Acclaimed photographer Donna Ferrato will display her photographs from 'Quiet: We Live In Public' at 166 Mott Street, June 5-18, 2014.
Please join us for an opening reception on Thursday, June 5 from 7 to 9pm.
Twenty-eight of Ferrato's never-before-seen photograph's from 'Quiet' will be shown as part of a 3-month art series "A Quiet Summer" at 166 Mott Street.
"Quiet: We Live In Public" was designated by ArtForum a Top 10 Art Installation and widely regarded as a prediction of the addictive and consuming social media world we live in today.
Donna Ferrato says she was hooked on the idea of being part of the month-long party, staged by 90s Internet mogul Josh Harris, with everybody living together. "I had to photograph it," she recalls, "which meant I had to infiltrate the scene like a regular person with a camera. Nobody knew me. I didn’t know what to expect from the experience, but I had to get in there to document it."
The party was planned for the last month of the 20th century and Ferrato remembers it as "raw and unfiltered, marked by sleeplessness, lots of drinking and drugs, tension and fights. The Quiet people had the whole warehouse in which to act out the human social experiment. We slept in pods in the basement where it was dark and dangerous."

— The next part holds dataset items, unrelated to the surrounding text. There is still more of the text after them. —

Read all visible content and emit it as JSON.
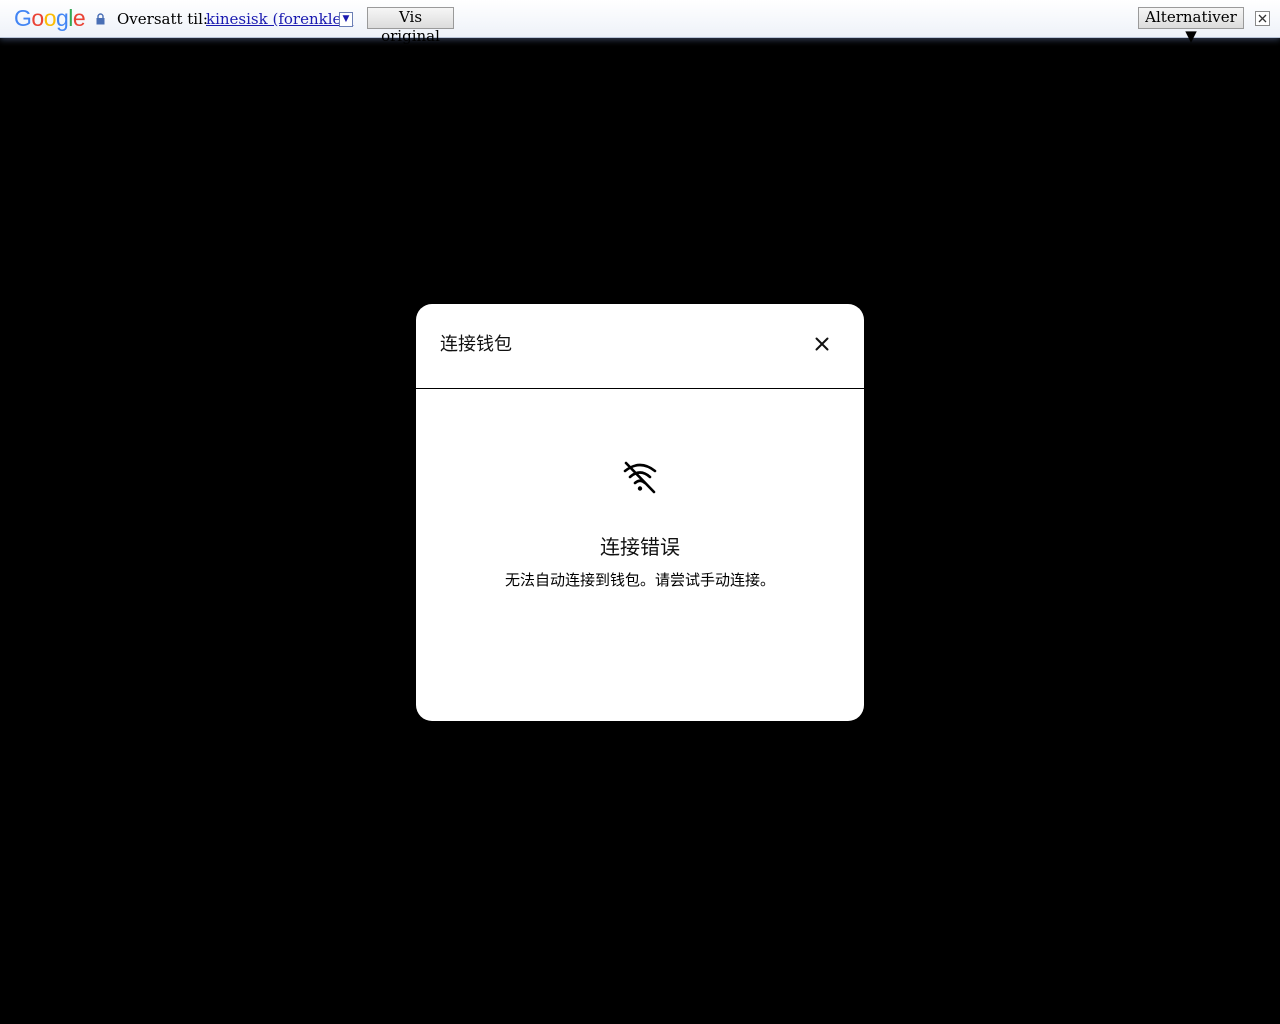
{
  "translate_bar": {
    "logo": [
      "G",
      "o",
      "o",
      "g",
      "l",
      "e"
    ],
    "translated_to_label": "Oversatt til:",
    "language": "kinesisk (forenklet)",
    "show_original": "Vis original",
    "options": "Alternativer ▼"
  },
  "modal": {
    "title": "连接钱包",
    "error_title": "连接错误",
    "error_message": "无法自动连接到钱包。请尝试手动连接。"
  }
}
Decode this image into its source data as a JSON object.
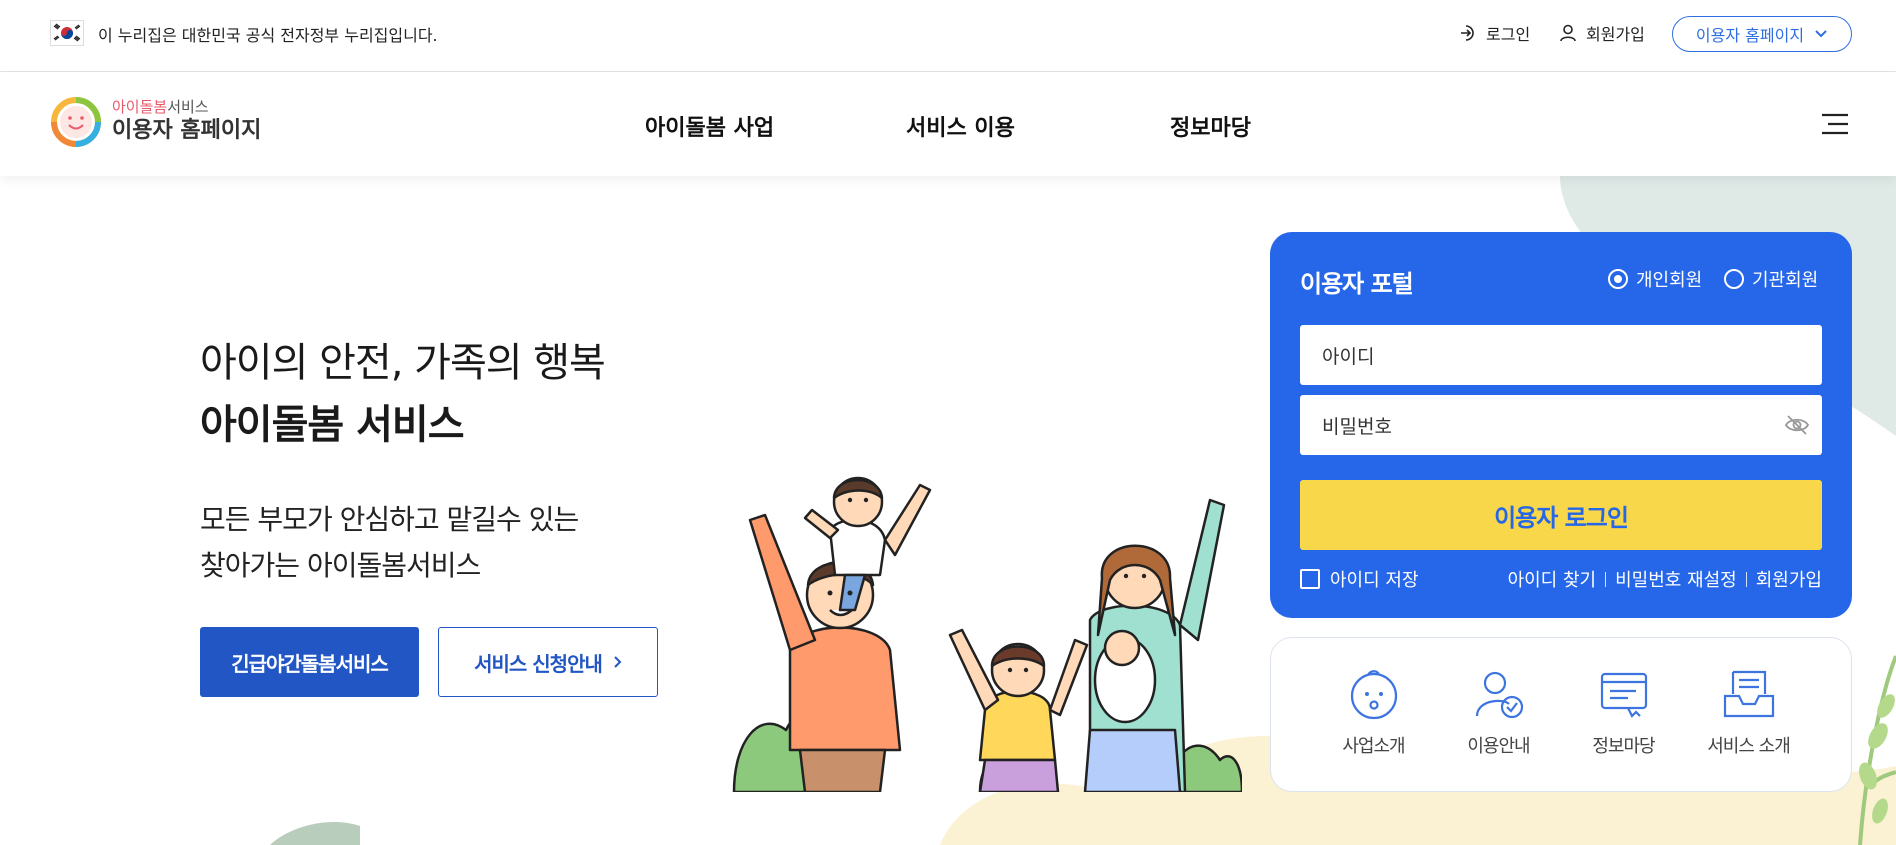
{
  "gov_bar": {
    "text": "이 누리집은 대한민국 공식 전자정부 누리집입니다.",
    "login": "로그인",
    "join": "회원가입",
    "site_select": "이용자 홈페이지"
  },
  "header": {
    "logo_sub_pink": "아이돌봄",
    "logo_sub_rest": "서비스",
    "logo_title": "이용자 홈페이지",
    "nav": [
      "아이돌봄 사업",
      "서비스 이용",
      "정보마당"
    ]
  },
  "hero": {
    "line1": "아이의 안전, 가족의 행복",
    "line2": "아이돌봄 서비스",
    "desc1": "모든 부모가 안심하고 맡길수 있는",
    "desc2": "찾아가는 아이돌봄서비스",
    "btn_primary": "긴급야간돌봄서비스",
    "btn_outline": "서비스 신청안내"
  },
  "portal": {
    "title": "이용자 포털",
    "radio_personal": "개인회원",
    "radio_org": "기관회원",
    "selected_member_type": "개인회원",
    "id_placeholder": "아이디",
    "pw_placeholder": "비밀번호",
    "login_button": "이용자 로그인",
    "save_id": "아이디 저장",
    "find_id": "아이디 찾기",
    "reset_pw": "비밀번호 재설정",
    "join": "회원가입"
  },
  "quick_menu": [
    {
      "label": "사업소개",
      "icon": "baby-face-icon"
    },
    {
      "label": "이용안내",
      "icon": "user-check-icon"
    },
    {
      "label": "정보마당",
      "icon": "document-icon"
    },
    {
      "label": "서비스 소개",
      "icon": "inbox-tray-icon"
    }
  ],
  "colors": {
    "primary_blue": "#2567e8",
    "button_blue": "#2256c4",
    "login_yellow": "#f8d84a"
  }
}
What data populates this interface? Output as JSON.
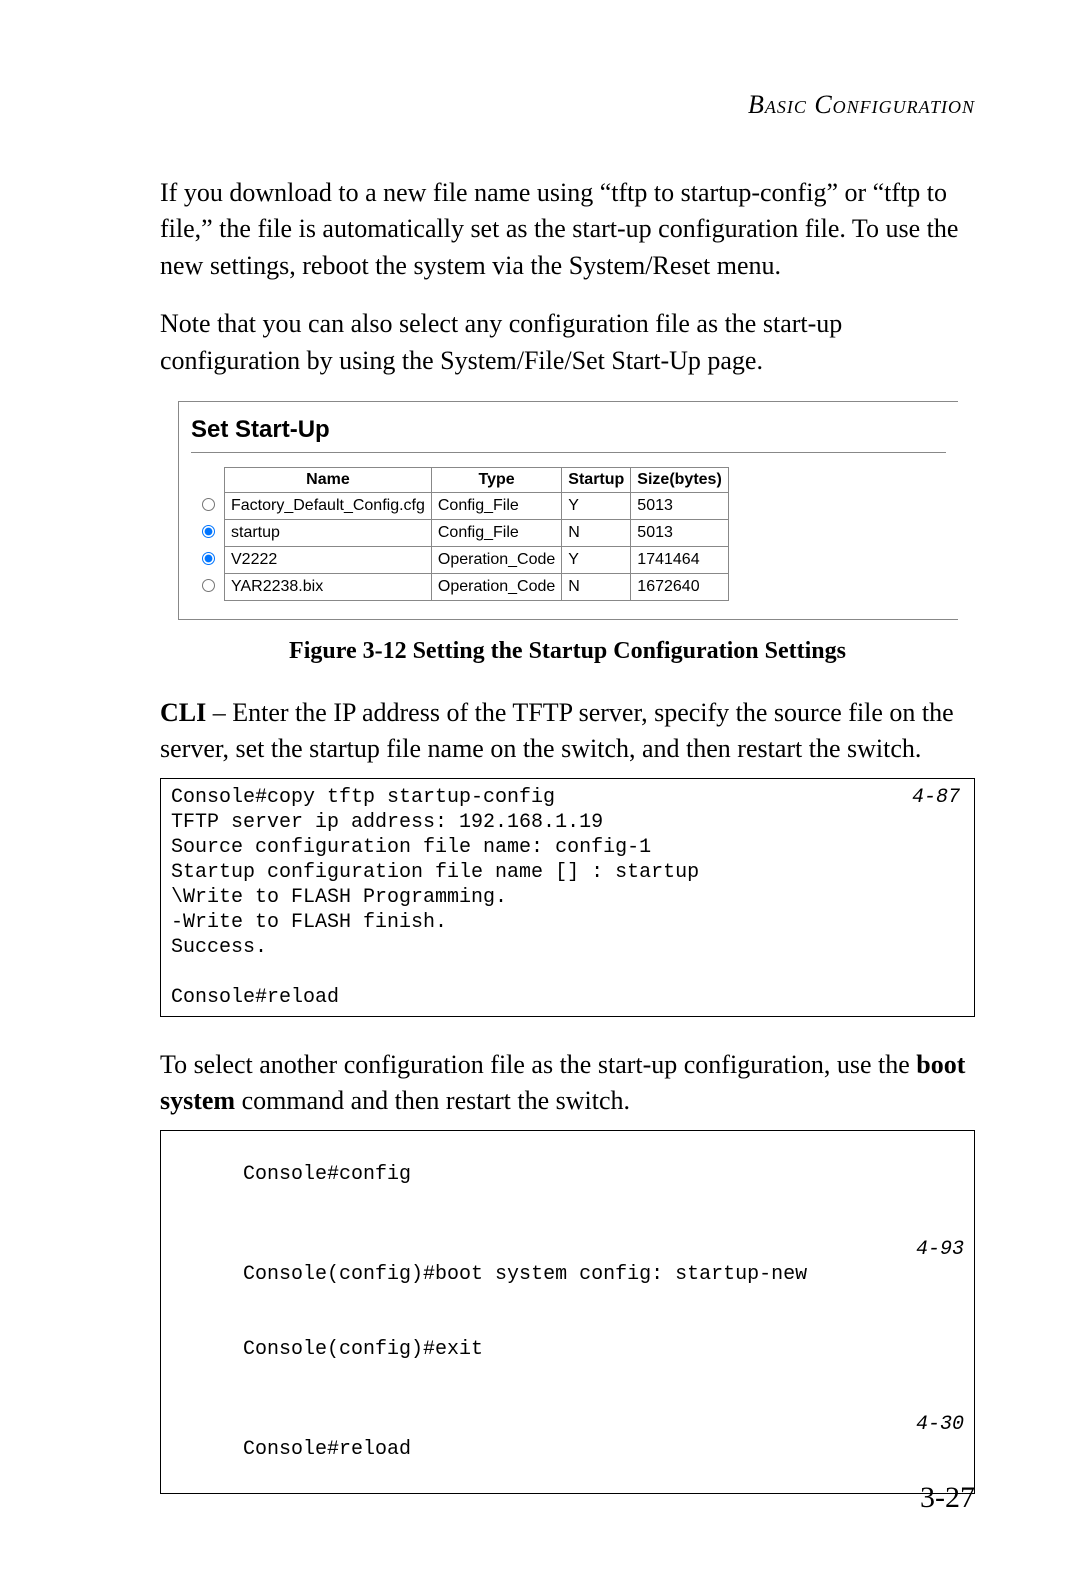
{
  "header": {
    "section_title": "Basic Configuration"
  },
  "para1": "If you download to a new file name using “tftp to startup-config” or “tftp to file,” the file is automatically set as the start-up configuration file. To use the new settings, reboot the system via the System/Reset menu.",
  "para2": "Note that you can also select any configuration file as the start-up configuration by using the System/File/Set Start-Up page.",
  "screenshot": {
    "title": "Set Start-Up",
    "columns": {
      "name": "Name",
      "type": "Type",
      "startup": "Startup",
      "size": "Size(bytes)"
    },
    "rows": [
      {
        "selected": false,
        "name": "Factory_Default_Config.cfg",
        "type": "Config_File",
        "startup": "Y",
        "size": "5013"
      },
      {
        "selected": true,
        "name": "startup",
        "type": "Config_File",
        "startup": "N",
        "size": "5013"
      },
      {
        "selected": true,
        "name": "V2222",
        "type": "Operation_Code",
        "startup": "Y",
        "size": "1741464"
      },
      {
        "selected": false,
        "name": "YAR2238.bix",
        "type": "Operation_Code",
        "startup": "N",
        "size": "1672640"
      }
    ]
  },
  "figure_caption": "Figure 3-12  Setting the Startup Configuration Settings",
  "cli_intro_bold": "CLI",
  "cli_intro_rest": " – Enter the IP address of the TFTP server, specify the source file on the server, set the startup file name on the switch, and then restart the switch.",
  "listing1": {
    "ref": "4-87",
    "lines": [
      "Console#copy tftp startup-config",
      "TFTP server ip address: 192.168.1.19",
      "Source configuration file name: config-1",
      "Startup configuration file name [] : startup",
      "\\Write to FLASH Programming.",
      "-Write to FLASH finish.",
      "Success.",
      "",
      "Console#reload"
    ]
  },
  "para3_pre": "To select another configuration file as the start-up configuration, use the ",
  "para3_bold": "boot system",
  "para3_post": " command and then restart the switch.",
  "listing2": {
    "lines": [
      {
        "text": "Console#config",
        "ref": ""
      },
      {
        "text": "Console(config)#boot system config: startup-new",
        "ref": "4-93"
      },
      {
        "text": "Console(config)#exit",
        "ref": ""
      },
      {
        "text": "Console#reload",
        "ref": "4-30"
      }
    ]
  },
  "page_number": "3-27"
}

The New York Post wrote about the social experiment/art installation pretty regularly, but a lot of NYC media – and much of the public -- didn't know a lot about it. The party ended with then-mayor Giuliani’s New York police forcing its closing.
"After it ended, I tried to sell it as a package to magazines but they weren’t interested in the story," says Ferrato. "The media could not even comprehend that something like that had happened right under the nose of the police! So the pictures stayed untouched and unseen for the last 14 years. This is the first time I’ve ever shown the work."
Amy Li is mounting a series of short exhibitions in tribute to "Quiet" in her space at 166 Mott Street, New York, NY 10013, June 5 - August 31, 2014.